In the midst of a global energy crisis Europe is preparing to enter the winter with its lowest reserves of gas in at least 10 years. For the UK, which has some of the continent’s lowest gas storage capacity, the drawing in of colder months has left households even more vulnerable to the risk of shortages.

The UK’s stores hold enough gas to meet the demand of four to five winter days, or just 1% of Europe’s total available storage. The Netherlands has capacity more than nine times the UK’s, while Germany’s is 16 times the size.

Britain’s continental neighbours also have lower gas market prices. However, according to the business secretary, Kwasi Kwarteng, any connection drawn between soaring prices and meagre storage levels is a “red herring”.

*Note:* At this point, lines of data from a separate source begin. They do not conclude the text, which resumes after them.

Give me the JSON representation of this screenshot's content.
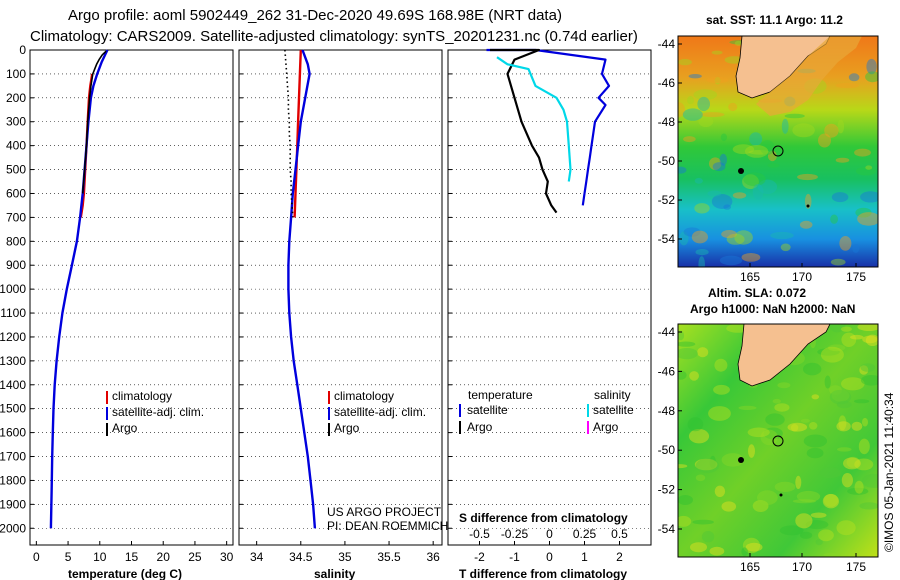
{
  "header": {
    "line1": "Argo profile: aoml 5902449_262 31-Dec-2020 49.69S 168.98E (NRT data)",
    "line2": "Climatology: CARS2009. Satellite-adjusted climatology: synTS_20201231.nc (0.74d earlier)"
  },
  "colors": {
    "climatology": "#e00000",
    "satellite": "#0000dd",
    "argo": "#000000",
    "sal_satellite": "#00d8e8",
    "sal_argo": "#ff00ff"
  },
  "chart_data": [
    {
      "type": "line",
      "id": "temperature",
      "xlabel": "temperature (deg C)",
      "xlim": [
        -1,
        31
      ],
      "xticks": [
        0,
        5,
        10,
        15,
        20,
        25,
        30
      ],
      "ylim": [
        2070,
        0
      ],
      "yticks": [
        0,
        100,
        200,
        300,
        400,
        500,
        600,
        700,
        800,
        900,
        1000,
        1100,
        1200,
        1300,
        1400,
        1500,
        1600,
        1700,
        1800,
        1900,
        2000
      ],
      "legend": [
        "climatology",
        "satellite-adj. clim.",
        "Argo"
      ],
      "series": [
        {
          "name": "climatology",
          "color": "#e00000",
          "x": [
            8.8,
            8.5,
            8.3,
            8.1,
            7.9,
            7.7,
            7.5,
            7.3,
            7.0
          ],
          "y": [
            100,
            150,
            200,
            300,
            400,
            500,
            600,
            650,
            700
          ]
        },
        {
          "name": "satellite-adj. clim.",
          "color": "#0000dd",
          "x": [
            11.2,
            10.3,
            9.6,
            9.0,
            8.6,
            8.2,
            7.9,
            7.6,
            7.3,
            6.9,
            6.4,
            5.6,
            4.8,
            4.1,
            3.6,
            3.2,
            2.9,
            2.7,
            2.6,
            2.5,
            2.4,
            2.3
          ],
          "y": [
            0,
            50,
            100,
            150,
            200,
            300,
            400,
            500,
            600,
            700,
            800,
            900,
            1000,
            1100,
            1200,
            1300,
            1400,
            1500,
            1600,
            1700,
            1850,
            2000
          ]
        },
        {
          "name": "Argo",
          "color": "#000000",
          "x": [
            11.0,
            10.4,
            9.9,
            9.5,
            9.2,
            8.9,
            8.6,
            8.4,
            8.1,
            7.9,
            7.6,
            7.3
          ],
          "y": [
            5,
            20,
            40,
            60,
            80,
            100,
            150,
            200,
            300,
            400,
            500,
            600
          ]
        }
      ]
    },
    {
      "type": "line",
      "id": "salinity",
      "xlabel": "salinity",
      "xlim": [
        33.8,
        36.1
      ],
      "xticks": [
        34,
        34.5,
        35,
        35.5,
        36
      ],
      "ylim": [
        2070,
        0
      ],
      "legend": [
        "climatology",
        "satellite-adj. clim.",
        "Argo"
      ],
      "annotation": [
        "US ARGO PROJECT",
        "PI: DEAN ROEMMICH"
      ],
      "series": [
        {
          "name": "climatology",
          "color": "#e00000",
          "x": [
            34.5,
            34.49,
            34.48,
            34.47,
            34.46,
            34.45,
            34.44,
            34.43
          ],
          "y": [
            0,
            100,
            200,
            300,
            400,
            500,
            600,
            700
          ]
        },
        {
          "name": "satellite-adj. clim.",
          "color": "#0000dd",
          "x": [
            34.52,
            34.58,
            34.6,
            34.55,
            34.5,
            34.47,
            34.44,
            34.41,
            34.39,
            34.37,
            34.36,
            34.36,
            34.37,
            34.39,
            34.42,
            34.46,
            34.5,
            34.54,
            34.58,
            34.61,
            34.64,
            34.66
          ],
          "y": [
            0,
            60,
            100,
            200,
            300,
            400,
            500,
            600,
            700,
            800,
            900,
            1000,
            1100,
            1200,
            1300,
            1400,
            1500,
            1600,
            1700,
            1800,
            1900,
            2000
          ]
        },
        {
          "name": "Argo",
          "color": "#000000",
          "x": [
            34.32,
            34.33,
            34.34,
            34.35,
            34.36,
            34.36,
            34.37,
            34.37,
            34.38,
            34.38,
            34.38,
            34.39,
            34.39,
            34.4,
            34.41
          ],
          "y": [
            0,
            50,
            100,
            150,
            200,
            250,
            300,
            350,
            400,
            450,
            500,
            550,
            600,
            650,
            700
          ]
        }
      ]
    },
    {
      "type": "line",
      "id": "difference",
      "xlabel": "T difference from climatology",
      "xlabel_top": "S difference from climatology",
      "xlim": [
        -2.9,
        2.9
      ],
      "xticks": [
        -2,
        -1,
        0,
        1,
        2
      ],
      "xticks_top": [
        "-0.5",
        "-0.25",
        "0",
        "0.25",
        "0.5"
      ],
      "ylim": [
        2070,
        0
      ],
      "legend_left_title": "temperature",
      "legend_right_title": "salinity",
      "legend_left": [
        "satellite",
        "Argo"
      ],
      "legend_right": [
        "satellite",
        "Argo"
      ],
      "series": [
        {
          "name": "temperature satellite",
          "color": "#0000dd",
          "x": [
            -1.8,
            -0.4,
            1.6,
            1.5,
            1.7,
            1.4,
            1.6,
            1.3,
            1.2,
            1.15,
            1.1,
            1.05,
            1.0,
            0.95
          ],
          "y": [
            0,
            0,
            40,
            100,
            150,
            200,
            230,
            300,
            400,
            450,
            500,
            550,
            600,
            650
          ]
        },
        {
          "name": "temperature Argo",
          "color": "#000000",
          "x": [
            -1.7,
            -0.3,
            -1.0,
            -1.2,
            -1.0,
            -0.8,
            -0.5,
            -0.3,
            -0.2,
            -0.05,
            -0.1,
            0.05,
            0.2
          ],
          "y": [
            0,
            0,
            40,
            100,
            200,
            300,
            400,
            450,
            500,
            550,
            600,
            650,
            680
          ]
        },
        {
          "name": "salinity satellite",
          "color": "#00d8e8",
          "x": [
            -1.5,
            -1.2,
            -0.6,
            -0.4,
            0.2,
            0.4,
            0.5,
            0.55,
            0.6,
            0.55
          ],
          "y": [
            30,
            60,
            80,
            150,
            200,
            250,
            300,
            400,
            500,
            550
          ]
        }
      ]
    }
  ],
  "maps": {
    "top": {
      "title": "sat. SST: 11.1 Argo: 11.2",
      "xticks": [
        "165",
        "170",
        "175"
      ],
      "yticks": [
        "-44",
        "-46",
        "-48",
        "-50",
        "-52",
        "-54"
      ]
    },
    "bottom": {
      "title_line1": "Altim. SLA: 0.072",
      "title_line2": "Argo h1000: NaN h2000: NaN",
      "xticks": [
        "165",
        "170",
        "175"
      ],
      "yticks": [
        "-44",
        "-46",
        "-48",
        "-50",
        "-52",
        "-54"
      ]
    },
    "watermark": "©IMOS 05-Jan-2021 11:40:34"
  }
}
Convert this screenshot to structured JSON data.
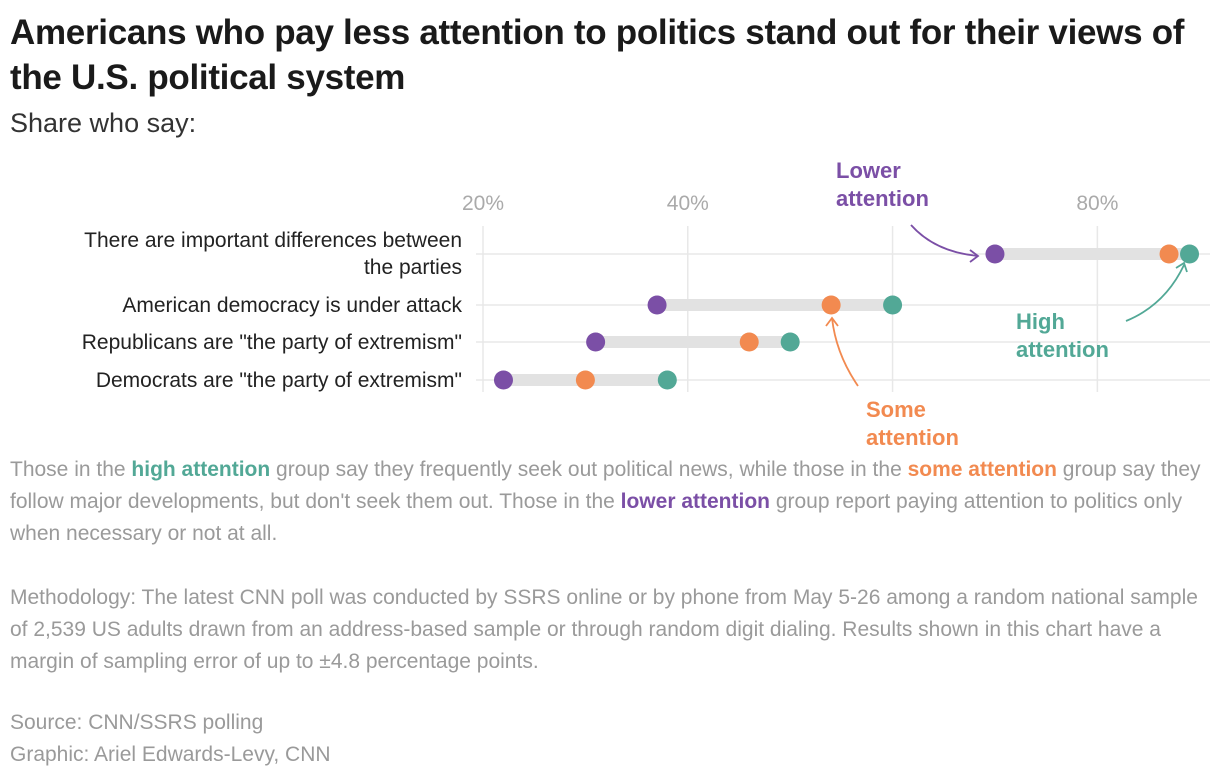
{
  "title": "Americans who pay less attention to politics stand out for their views of the U.S. political system",
  "subtitle": "Share who say:",
  "colors": {
    "lower": "#7b4fa6",
    "some": "#f28a50",
    "high": "#52a896",
    "bar": "#e2e2e2",
    "grid": "#e8e8e8"
  },
  "chart_data": {
    "type": "dot-range",
    "xlim": [
      20,
      91
    ],
    "x_ticks": [
      20,
      40,
      60,
      80
    ],
    "x_tick_labels": [
      "20%",
      "40%",
      "",
      "80%"
    ],
    "grid": true,
    "categories": [
      "There are important differences between the parties",
      "American democracy is under attack",
      "Republicans are \"the party of extremism\"",
      "Democrats are \"the party of extremism\""
    ],
    "category_lines": [
      [
        "There are important differences between",
        "the parties"
      ],
      [
        "American democracy is under attack"
      ],
      [
        "Republicans are \"the party of extremism\""
      ],
      [
        "Democrats are \"the party of extremism\""
      ]
    ],
    "series": [
      {
        "name": "Lower attention",
        "key": "lower",
        "values": [
          70,
          37,
          31,
          22
        ]
      },
      {
        "name": "Some attention",
        "key": "some",
        "values": [
          87,
          54,
          46,
          30
        ]
      },
      {
        "name": "High attention",
        "key": "high",
        "values": [
          89,
          60,
          50,
          38
        ]
      }
    ],
    "annotations": {
      "lower": [
        "Lower",
        "attention"
      ],
      "some": [
        "Some",
        "attention"
      ],
      "high": [
        "High",
        "attention"
      ]
    }
  },
  "note": {
    "p1": "Those in the ",
    "high": "high attention",
    "p2": " group say they frequently seek out political news, while those in the ",
    "some": "some attention",
    "p3": " group say they follow major developments, but don't seek them out. Those in the ",
    "lower": "lower attention",
    "p4": " group report paying attention to politics only when necessary or not at all."
  },
  "methodology": "Methodology: The latest CNN poll was conducted by SSRS online or by phone from May 5-26 among a random national sample of 2,539 US adults drawn from an address-based sample or through random digit dialing. Results shown in this chart have a margin of sampling error of up to ±4.8 percentage points.",
  "source": "Source: CNN/SSRS polling",
  "graphic": "Graphic: Ariel Edwards-Levy, CNN"
}
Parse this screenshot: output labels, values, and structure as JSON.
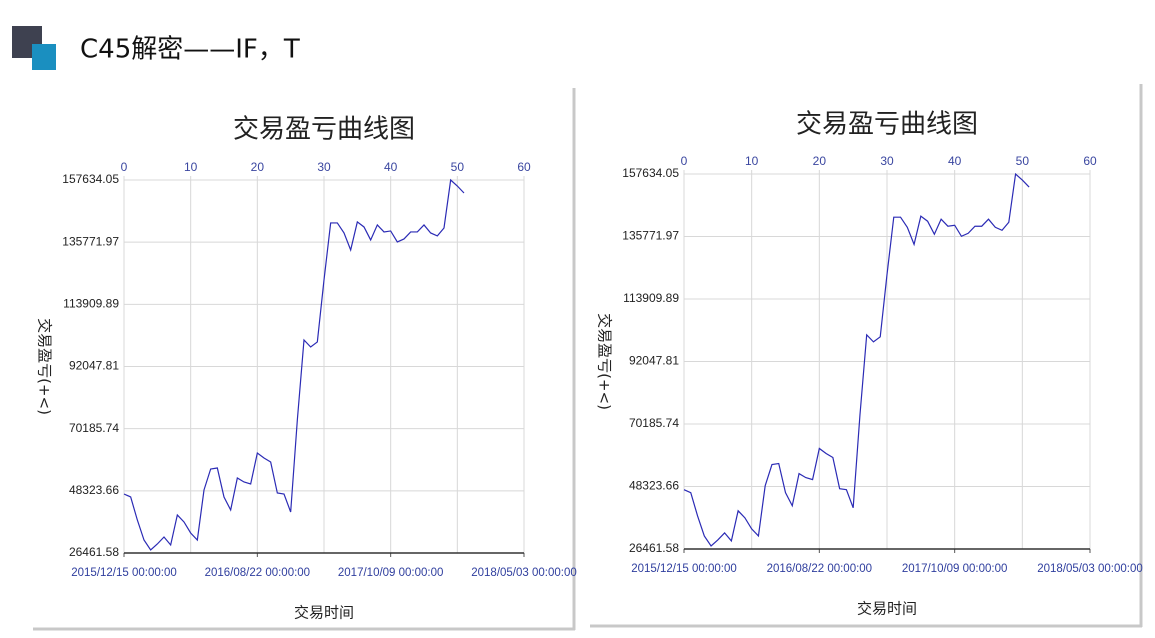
{
  "header": {
    "title": "C45解密——IF，T"
  },
  "chart_data": [
    {
      "type": "line",
      "title": "交易盈亏曲线图",
      "x_label": "交易时间",
      "y_label": "交易盈亏(+<)",
      "x": [
        0,
        1,
        2,
        3,
        4,
        5,
        6,
        7,
        8,
        9,
        10,
        11,
        12,
        13,
        14,
        15,
        16,
        17,
        18,
        19,
        20,
        21,
        22,
        23,
        24,
        25,
        26,
        27,
        28,
        29,
        30,
        31,
        32,
        33,
        34,
        35,
        36,
        37,
        38,
        39,
        40,
        41,
        42,
        43,
        44,
        45,
        46,
        47,
        48,
        49,
        50,
        51
      ],
      "values": [
        47210,
        46160,
        38070,
        31030,
        27520,
        29630,
        32090,
        29280,
        39830,
        37370,
        33500,
        31030,
        48620,
        56010,
        56360,
        46160,
        41590,
        52840,
        51430,
        50730,
        61630,
        59870,
        58470,
        47560,
        47210,
        40880,
        73240,
        101370,
        98910,
        100670,
        122470,
        142530,
        142530,
        139010,
        133030,
        142880,
        141120,
        136550,
        141830,
        139370,
        139710,
        135850,
        136900,
        139370,
        139370,
        141830,
        139010,
        137960,
        140770,
        157630,
        155520,
        153060
      ],
      "color": "#2b2bb5",
      "xlim": [
        0,
        60
      ],
      "xticks": [
        {
          "value": 0,
          "label": "2015/12/15 00:00:00"
        },
        {
          "value": 20,
          "label": "2016/08/22 00:00:00"
        },
        {
          "value": 40,
          "label": "2017/10/09 00:00:00"
        },
        {
          "value": 60,
          "label": "2018/05/03 00:00:00"
        }
      ],
      "x2ticks": [
        0,
        10,
        20,
        30,
        40,
        50,
        60
      ],
      "ylim": [
        26461.58,
        157634.05
      ],
      "yticks": [
        26461.58,
        48323.66,
        70185.74,
        92047.81,
        113909.89,
        135771.97,
        157634.05
      ],
      "grid": true
    },
    {
      "type": "line",
      "title": "交易盈亏曲线图",
      "x_label": "交易时间",
      "y_label": "交易盈亏(+<)",
      "x": [
        0,
        1,
        2,
        3,
        4,
        5,
        6,
        7,
        8,
        9,
        10,
        11,
        12,
        13,
        14,
        15,
        16,
        17,
        18,
        19,
        20,
        21,
        22,
        23,
        24,
        25,
        26,
        27,
        28,
        29,
        30,
        31,
        32,
        33,
        34,
        35,
        36,
        37,
        38,
        39,
        40,
        41,
        42,
        43,
        44,
        45,
        46,
        47,
        48,
        49,
        50,
        51
      ],
      "values": [
        47210,
        46160,
        38070,
        31030,
        27520,
        29630,
        32090,
        29280,
        39830,
        37370,
        33500,
        31030,
        48620,
        56010,
        56360,
        46160,
        41590,
        52840,
        51430,
        50730,
        61630,
        59870,
        58470,
        47560,
        47210,
        40880,
        73240,
        101370,
        98910,
        100670,
        122470,
        142530,
        142530,
        139010,
        133030,
        142880,
        141120,
        136550,
        141830,
        139370,
        139710,
        135850,
        136900,
        139370,
        139370,
        141830,
        139010,
        137960,
        140770,
        157630,
        155520,
        153060
      ],
      "color": "#2b2bb5",
      "xlim": [
        0,
        60
      ],
      "xticks": [
        {
          "value": 0,
          "label": "2015/12/15 00:00:00"
        },
        {
          "value": 20,
          "label": "2016/08/22 00:00:00"
        },
        {
          "value": 40,
          "label": "2017/10/09 00:00:00"
        },
        {
          "value": 60,
          "label": "2018/05/03 00:00:00"
        }
      ],
      "x2ticks": [
        0,
        10,
        20,
        30,
        40,
        50,
        60
      ],
      "ylim": [
        26461.58,
        157634.05
      ],
      "yticks": [
        26461.58,
        48323.66,
        70185.74,
        92047.81,
        113909.89,
        135771.97,
        157634.05
      ],
      "grid": true
    }
  ]
}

“There’s no way that any storage in the world will mitigate a quadrupling of the gas price in four months, as we’ve seen,” he told MPs this week. “The answer to this is getting more diverse sources of supply, more diverse sources of electricity, through non-carbon sources.”

Few would disagree that a lower reliance on gas would safeguard the UK against global market spikes. But many fear the UK’s low storage levels have left it exposed to higher prices and the risk of shortages this winter.

The Labour MP Stephanie Peacock accused the government of leaving the UK “vulnerable” to crisis and called on Kwarteng to admit that the closure of the country’s main gas storage site off the east coast four years ago was “a mistake”.

The Rough storage facility, owned by Centrica, the parent company of British Gas, provided 70% of the UK gas storage capacity for more than 30 years before it shut in 2017 following a government decision not to subsidise the costly maintenance and upgrades needed to keep the site going.

For decades the UK had been able to avoid investment in costly storage in favour of tapping its domestic North Sea reserves for gas on demand. So why did the UK believe it could continue to do without even as those reserves declined?

In 2013, the then energy minister Michael Fallon said the decision to allow Rough to close would save the UK £750m over 10 years. Instead, a diverse range of energy sources would ensure the public received “reliable supplies of electricity and gas at minimum cost”.